Abstract
Differences in alternative splicing patterns can reveal important markers of phenotypic differentiation, including biomarkers of disease. Emerging large and complex RNA-seq datasets from disease and population studies include multiple confounders such as sex, age, ethnicity and clinical attributes, which demand highly specialized data analysis tools. However, few methods are equipped to handle the new challenges. We describe an implementation of our programs MntJULiP and Jutils for differential splicing detection and visualization from RNA-seq data that takes into account covariates. MntJULiP detects intron-level differences in alternative splicing from RNA-seq data using a Bayesian mixture model. Jutils visualizes alternative splicing variation with heatmaps, PCA and sashimi plots, and Venn diagrams. Our tools are scalable and can process thousands of samples within hours. We applied our methods to the collection of GTEx brain RNA-seq samples to deconvolute the effects of sex and age at death on the splicing patterns. In particular, clustering of covariate adjusted data identifies a subgroup of individuals undergoing a distinct splicing program during aging. MntJULiP and Jutils are implemented in Python and are available from https://github.com/splicebox/.
Introduction
Differences in alternative splicing patterns are responsible for the diversity of proteins across tissues, cell types and developmental stages, and disruptions in normal RNA splicing patterns have been reported in a number of diseases. Increasingly large and complex RNA-seq datasets that include multiple confounders such as sex, age, ethnicity and clinical attributes, are emerging from disease study cohorts and population-level projects, which demand highly specialized analysis tools. While multiple methods exist to detect differences in splicing, including LeafCutter, MntJULiP, rMATS, SUPPA2 and DARTS [1-5], few are equipped to handle the complexities of the data. In particular, there is a scarcity of programs that can rigorously account for the effect of confounding attributes on the observed data. Additionally, visualization tools are critical in enabling biologists to quickly and intuitively interpret such differences, to identify patterns genome-wide or at the level of the individual genes. We previously developed two tools, MntJULiP [2] and Jutils [6], for differential splicing detection and visualization, respectively, that can efficiently handle large scale and complex RNA-seq data collections. We report here a recent implementation of these programs to account for covariates and to produce new customizable visualizations of covariate adjusted data as PCA plots. We demonstrate their accuracy on simulated data. We then illustrate their applicability and usefulness with an analysis of RNA-seq data from brain tissue obtained from the GTEx repository [7], which paints the global splicing landscape across age and biological sex groups and identifies a potential distinct splicing program in a subset of individuals.
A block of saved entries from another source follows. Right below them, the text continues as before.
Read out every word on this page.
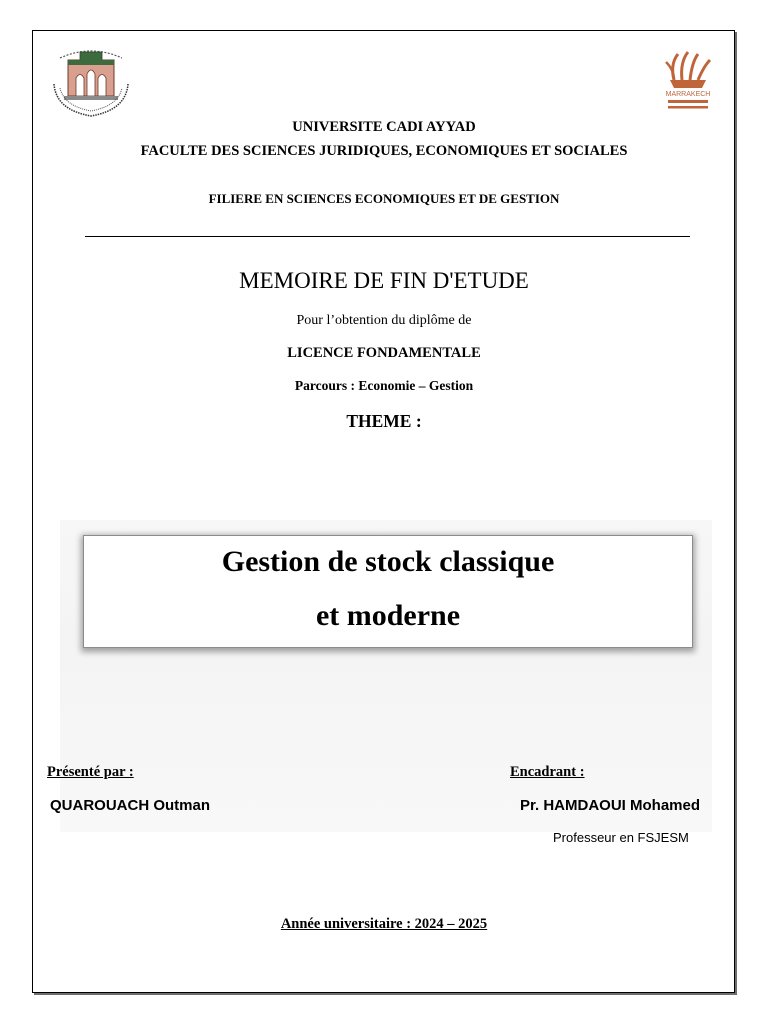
MARRAKECH
UNIVERSITE CADI AYYAD
FACULTE DES SCIENCES JURIDIQUES, ECONOMIQUES ET SOCIALES
FILIERE EN SCIENCES ECONOMIQUES ET DE GESTION
MEMOIRE DE FIN D'ETUDE
Pour l’obtention du diplôme de
LICENCE FONDAMENTALE
Parcours : Economie – Gestion
THEME :
Gestion de stock classique
et moderne
Présenté par :	Encadrant :
QUAROUACH Outman	Pr. HAMDAOUI Mohamed
Professeur en FSJESM
Année universitaire : 2024 – 2025
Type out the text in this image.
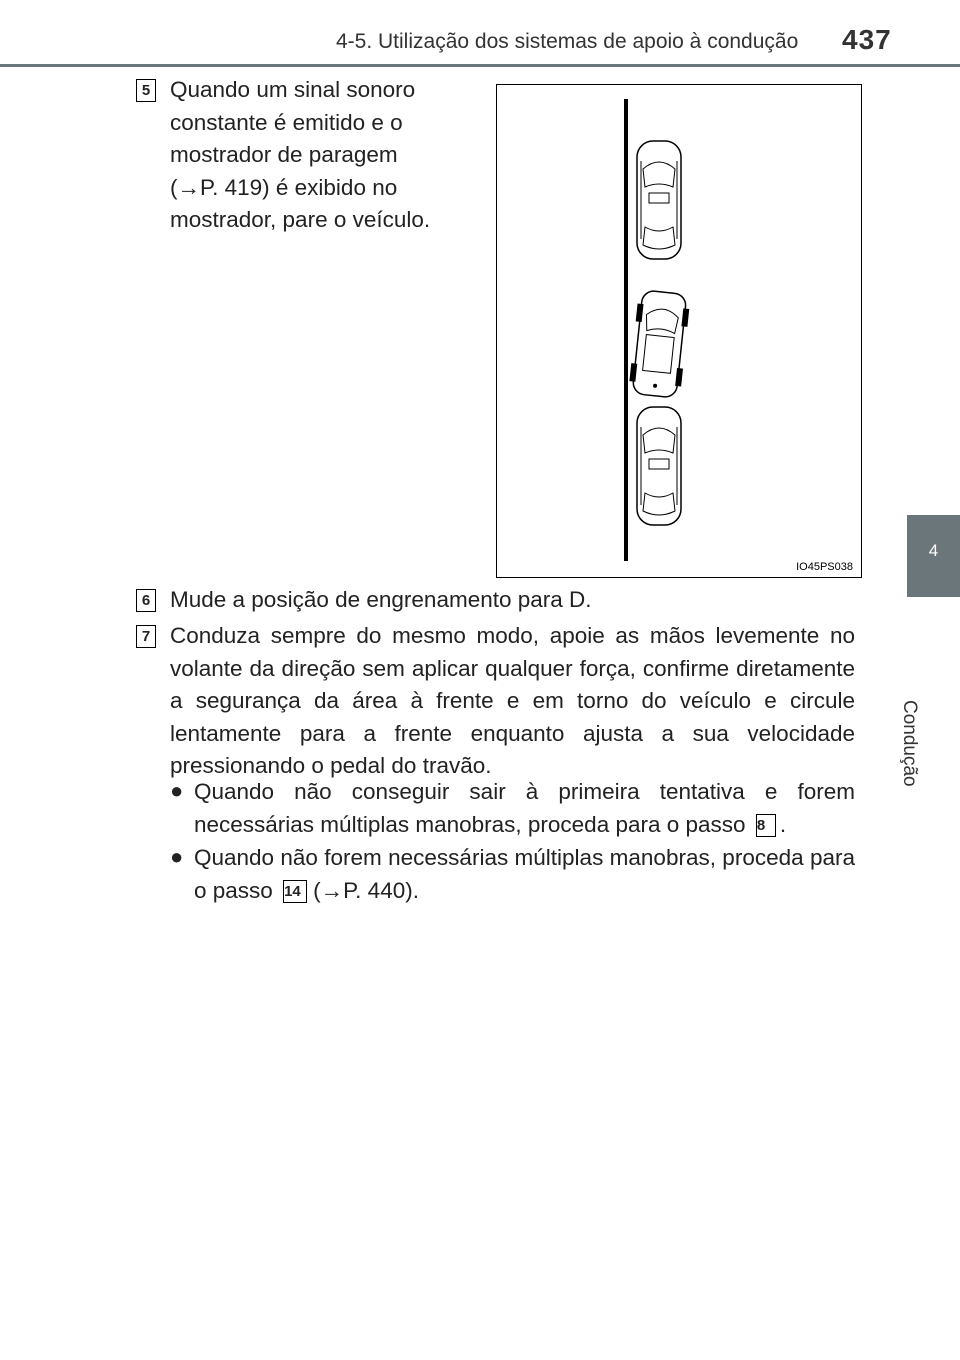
4-5. Utilização dos sistemas de apoio à condução 437
4
Condução
5 Quando um sinal sonoro
constante é emitido e o
mostrador de paragem
(→P. 419) é exibido no
mostrador, pare o veículo.
IO45PS038
6 Mude a posição de engrenamento para D.
7 Conduza sempre do mesmo modo, apoie as mãos levemente no volante da direção sem aplicar qualquer força, confirme diretamente a segurança da área à frente e em torno do veículo e circule lentamente para a frente enquanto ajusta a sua velocidade pressionando o pedal do travão.
● Quando não conseguir sair à primeira tentativa e forem necessárias múltiplas manobras, proceda para o passo 8 .
● Quando não forem necessárias múltiplas manobras, proceda para o passo 14 (→P. 440).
Differential splicing (DS) detection with MntJULiP
MntJULiP [2] detects differences in splicing at the intron level, which greatly improves performance when transcript reconstructions are inaccurate or incomplete. It identifies events directly from the alignment data, without relying on a reference gene annotation, and therefore can find and report novel events. MntJULiP can detect both differences in the introns’ splicing ratios (DSR), and changes in the abundance level of introns (DSA), and thus can capture alternative splicing variations in a comprehensive way. For DSA, it considers each intron individually and models read counts with a zero inflated negative binomial (ZINB) distribution. For DSR, it groups introns sharing a splice site into a ‘bunch’, and uses a Dirichlet multinomial (DM) distribution to simultaneously model all introns in a group (Supplementary Fig. S1). Additionally, MntJULiP has the rare ability to perform multiple comparisons simultaneously, which we showed was more accurate at capturing global differences in a time series or complex experiments [2].
Differential splicing visualization with Jutils
Jutils [6] is a Python package for visualization of differential splicing events in the form of heatmaps, sashimi plots and Venn diagrams of sets of differentially spliced genes. Jutils can be used with virtually any differential splicing detection tool, and is specifically configured to work with the output of popular methods including LeafCutter, MntJULiP and rMATS. It converts the output of each tool into an intermediate TSV formatted file to render the data in a unified format, described in [6]. This file is then sufficient to create visualizations, making it lightweight and very well suited for collaborations.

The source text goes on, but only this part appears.